Home>Campaigns>Voters could see controversial Paterson Council race run for a third time

Paterson Councilman Alex Mendez. (Photo: Alex Mendez via Facebook)

Voters could see controversial Paterson Council race run for a third time

By Nikita Biryukov, May 01 2021 7:52 pm

The Passaic County Board of Elections has acknowledged that at least 19 ballots in a do-over of a Paterson City Council race that led to voter fraud charges were cast by voters who didn’t live in the city’s Third Ward, a move that potentially triggers yet another election in a race decided by just 9 votes.

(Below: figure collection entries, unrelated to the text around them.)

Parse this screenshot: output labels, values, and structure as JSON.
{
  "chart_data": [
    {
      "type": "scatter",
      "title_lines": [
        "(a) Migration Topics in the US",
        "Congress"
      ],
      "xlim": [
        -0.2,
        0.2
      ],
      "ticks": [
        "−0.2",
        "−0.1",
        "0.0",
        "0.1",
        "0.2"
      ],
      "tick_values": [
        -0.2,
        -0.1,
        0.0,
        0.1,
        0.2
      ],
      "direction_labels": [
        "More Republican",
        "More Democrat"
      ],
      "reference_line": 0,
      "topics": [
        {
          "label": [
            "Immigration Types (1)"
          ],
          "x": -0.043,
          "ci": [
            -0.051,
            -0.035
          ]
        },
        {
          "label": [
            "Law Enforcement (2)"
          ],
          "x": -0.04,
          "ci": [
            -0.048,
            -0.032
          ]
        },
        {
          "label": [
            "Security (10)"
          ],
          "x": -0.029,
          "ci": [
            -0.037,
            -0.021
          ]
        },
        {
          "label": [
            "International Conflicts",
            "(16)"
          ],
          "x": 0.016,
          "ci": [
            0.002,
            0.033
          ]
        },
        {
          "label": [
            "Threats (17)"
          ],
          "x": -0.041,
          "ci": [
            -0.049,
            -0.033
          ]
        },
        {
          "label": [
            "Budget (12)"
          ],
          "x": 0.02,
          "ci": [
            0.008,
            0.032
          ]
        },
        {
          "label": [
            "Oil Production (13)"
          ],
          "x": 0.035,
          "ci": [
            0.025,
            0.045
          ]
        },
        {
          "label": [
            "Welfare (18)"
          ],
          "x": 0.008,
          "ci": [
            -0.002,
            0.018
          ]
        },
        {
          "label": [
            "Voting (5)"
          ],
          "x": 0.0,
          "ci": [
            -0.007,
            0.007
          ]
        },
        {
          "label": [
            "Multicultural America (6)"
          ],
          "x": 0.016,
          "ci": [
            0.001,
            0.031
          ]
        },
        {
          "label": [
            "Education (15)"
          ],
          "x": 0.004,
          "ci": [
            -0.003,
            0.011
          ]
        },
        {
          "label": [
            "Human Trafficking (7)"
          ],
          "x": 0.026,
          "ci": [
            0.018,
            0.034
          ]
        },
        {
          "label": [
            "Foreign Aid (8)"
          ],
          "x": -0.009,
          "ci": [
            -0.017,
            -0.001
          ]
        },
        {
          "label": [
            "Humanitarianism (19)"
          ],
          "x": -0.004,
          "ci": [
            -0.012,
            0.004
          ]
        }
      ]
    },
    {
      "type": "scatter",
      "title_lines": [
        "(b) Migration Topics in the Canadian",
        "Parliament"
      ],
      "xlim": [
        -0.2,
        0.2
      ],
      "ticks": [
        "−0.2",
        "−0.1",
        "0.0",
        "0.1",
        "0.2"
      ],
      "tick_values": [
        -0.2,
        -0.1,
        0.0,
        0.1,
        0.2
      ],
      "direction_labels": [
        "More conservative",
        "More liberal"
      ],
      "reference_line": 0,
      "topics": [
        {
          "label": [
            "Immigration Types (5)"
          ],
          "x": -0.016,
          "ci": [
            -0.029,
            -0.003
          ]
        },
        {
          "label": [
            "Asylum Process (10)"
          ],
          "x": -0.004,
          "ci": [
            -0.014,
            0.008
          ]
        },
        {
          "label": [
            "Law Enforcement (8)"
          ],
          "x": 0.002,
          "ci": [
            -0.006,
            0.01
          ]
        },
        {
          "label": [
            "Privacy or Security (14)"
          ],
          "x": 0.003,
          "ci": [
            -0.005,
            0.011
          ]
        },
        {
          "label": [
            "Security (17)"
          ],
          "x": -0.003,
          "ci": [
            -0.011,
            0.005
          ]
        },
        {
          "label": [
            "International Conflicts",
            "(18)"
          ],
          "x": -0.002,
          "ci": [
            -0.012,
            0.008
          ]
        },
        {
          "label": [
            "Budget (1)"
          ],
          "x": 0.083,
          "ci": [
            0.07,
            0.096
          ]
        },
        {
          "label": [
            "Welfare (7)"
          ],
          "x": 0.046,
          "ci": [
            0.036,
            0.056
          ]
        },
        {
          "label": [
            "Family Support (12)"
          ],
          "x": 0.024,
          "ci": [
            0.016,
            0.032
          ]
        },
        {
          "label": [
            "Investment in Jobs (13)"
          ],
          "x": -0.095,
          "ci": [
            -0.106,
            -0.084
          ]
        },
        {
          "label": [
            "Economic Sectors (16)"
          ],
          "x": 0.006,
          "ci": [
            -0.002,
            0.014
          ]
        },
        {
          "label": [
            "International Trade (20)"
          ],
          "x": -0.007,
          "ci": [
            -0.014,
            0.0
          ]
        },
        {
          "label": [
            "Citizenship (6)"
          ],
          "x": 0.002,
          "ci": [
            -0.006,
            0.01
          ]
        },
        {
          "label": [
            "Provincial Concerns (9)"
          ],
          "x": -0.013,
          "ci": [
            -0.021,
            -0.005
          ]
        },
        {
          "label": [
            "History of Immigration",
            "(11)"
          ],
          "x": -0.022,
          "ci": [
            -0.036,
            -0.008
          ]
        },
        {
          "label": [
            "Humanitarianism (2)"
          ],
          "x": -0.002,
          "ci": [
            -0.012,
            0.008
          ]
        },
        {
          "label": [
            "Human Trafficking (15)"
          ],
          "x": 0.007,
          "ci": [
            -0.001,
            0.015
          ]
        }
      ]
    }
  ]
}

In court filings, the Board of Elections admitted a ballot cast by Thurston J. Anderson was not counted in the final tally

Councilman Alex Mendez is currently facing criminal charges for his role the May 2020 municipal election.

Menendez finished 240 votes ahead of longtime incumbent William McKoy, but Passaic County Superior Court Judge Ernest Caposela blocked him from taking office and ordered a new election be held.

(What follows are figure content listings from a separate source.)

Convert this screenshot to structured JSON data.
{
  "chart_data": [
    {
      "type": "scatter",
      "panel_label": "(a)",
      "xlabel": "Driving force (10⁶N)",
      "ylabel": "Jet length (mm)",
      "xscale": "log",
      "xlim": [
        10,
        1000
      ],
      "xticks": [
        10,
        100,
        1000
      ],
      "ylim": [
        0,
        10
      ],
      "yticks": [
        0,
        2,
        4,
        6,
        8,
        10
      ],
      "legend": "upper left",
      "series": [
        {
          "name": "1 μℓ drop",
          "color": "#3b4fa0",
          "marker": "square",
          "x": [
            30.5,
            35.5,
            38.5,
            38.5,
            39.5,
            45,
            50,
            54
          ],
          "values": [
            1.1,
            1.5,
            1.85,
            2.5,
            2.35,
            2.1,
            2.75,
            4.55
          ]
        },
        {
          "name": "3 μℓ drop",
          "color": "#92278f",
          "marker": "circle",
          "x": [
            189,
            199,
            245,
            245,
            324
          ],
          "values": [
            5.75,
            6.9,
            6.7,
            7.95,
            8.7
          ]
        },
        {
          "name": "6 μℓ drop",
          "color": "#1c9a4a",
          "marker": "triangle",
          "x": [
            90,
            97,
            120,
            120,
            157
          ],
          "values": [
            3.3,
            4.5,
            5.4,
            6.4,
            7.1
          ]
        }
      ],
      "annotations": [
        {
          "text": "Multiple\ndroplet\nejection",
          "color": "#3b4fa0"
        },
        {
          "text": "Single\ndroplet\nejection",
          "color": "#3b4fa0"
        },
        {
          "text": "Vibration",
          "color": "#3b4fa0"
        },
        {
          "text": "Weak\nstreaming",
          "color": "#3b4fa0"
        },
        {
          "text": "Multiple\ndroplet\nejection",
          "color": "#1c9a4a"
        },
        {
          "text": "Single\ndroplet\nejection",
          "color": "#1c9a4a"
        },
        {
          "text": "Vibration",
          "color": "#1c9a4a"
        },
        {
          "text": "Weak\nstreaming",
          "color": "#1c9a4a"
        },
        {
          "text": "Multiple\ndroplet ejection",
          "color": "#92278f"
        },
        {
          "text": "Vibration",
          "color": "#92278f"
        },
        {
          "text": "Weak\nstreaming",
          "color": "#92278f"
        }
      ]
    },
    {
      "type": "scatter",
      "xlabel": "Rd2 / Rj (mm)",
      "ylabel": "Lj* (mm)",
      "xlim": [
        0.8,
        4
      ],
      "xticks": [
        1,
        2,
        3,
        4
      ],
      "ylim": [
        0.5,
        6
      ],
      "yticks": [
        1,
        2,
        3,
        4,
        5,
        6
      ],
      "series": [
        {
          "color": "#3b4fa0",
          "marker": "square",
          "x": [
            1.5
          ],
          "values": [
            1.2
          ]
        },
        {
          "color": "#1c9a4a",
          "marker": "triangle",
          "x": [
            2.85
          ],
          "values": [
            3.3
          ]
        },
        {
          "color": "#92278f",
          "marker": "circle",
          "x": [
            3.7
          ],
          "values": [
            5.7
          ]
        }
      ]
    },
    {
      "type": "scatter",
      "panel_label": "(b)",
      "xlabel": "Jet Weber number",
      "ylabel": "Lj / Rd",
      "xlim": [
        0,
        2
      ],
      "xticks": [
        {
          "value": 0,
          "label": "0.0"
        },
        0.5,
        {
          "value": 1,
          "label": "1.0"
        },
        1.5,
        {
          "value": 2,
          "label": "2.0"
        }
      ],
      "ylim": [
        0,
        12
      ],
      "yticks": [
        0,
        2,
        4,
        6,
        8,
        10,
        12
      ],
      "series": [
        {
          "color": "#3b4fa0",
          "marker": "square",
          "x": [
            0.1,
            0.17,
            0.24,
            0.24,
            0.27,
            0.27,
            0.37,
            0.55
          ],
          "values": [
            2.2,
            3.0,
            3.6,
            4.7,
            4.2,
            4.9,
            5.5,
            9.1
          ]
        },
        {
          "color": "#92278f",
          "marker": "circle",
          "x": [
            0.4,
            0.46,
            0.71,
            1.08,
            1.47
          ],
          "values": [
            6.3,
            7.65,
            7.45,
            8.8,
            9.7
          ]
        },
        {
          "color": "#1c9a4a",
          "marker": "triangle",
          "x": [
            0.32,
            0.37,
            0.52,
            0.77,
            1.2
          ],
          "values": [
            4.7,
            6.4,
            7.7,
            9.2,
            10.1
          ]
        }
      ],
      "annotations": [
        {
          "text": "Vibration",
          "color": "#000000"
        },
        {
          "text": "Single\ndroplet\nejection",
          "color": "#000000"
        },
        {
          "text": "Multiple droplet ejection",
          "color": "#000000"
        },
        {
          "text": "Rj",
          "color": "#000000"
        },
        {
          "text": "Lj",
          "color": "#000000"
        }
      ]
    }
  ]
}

The true result of the May 12 race, he said, was unknowable, and the move avoided a protracted legal fight.

Mendez won the second Ward 3 race, held in November, by a mere 9 votes, leading McKoy 3,769-3,760.  He was sworn in following the certification of that election.

Matthew Moensch, an attorney for Mendez, told Caposela that delays in getting information from the election board has thrown them off schedule.

“We are continuing to work with the Board of Elections to obtain supplemental discovery from them, as well as documents from the Superintendent of Elections,” Moensch wrote in a letter on Friday.  “While we expect these records imminently, we do not yet have them.”

Deputy Attorney General Eric A. Reid told Caposela that “the Superintendent of Elections is still working on producing the requested documents and should be produced today.”

Caposela could call an entirely new free-standing election, or order the non-partisan contest re-run, again, concurrent with the November general election.

Mendez was indicted in March, ten months after Attorney General Gurbir Grewal arrested him on charges of election fraud, mail-in ballot fraud, unauthorized possession of ballots, tampering with public records and falsifying records.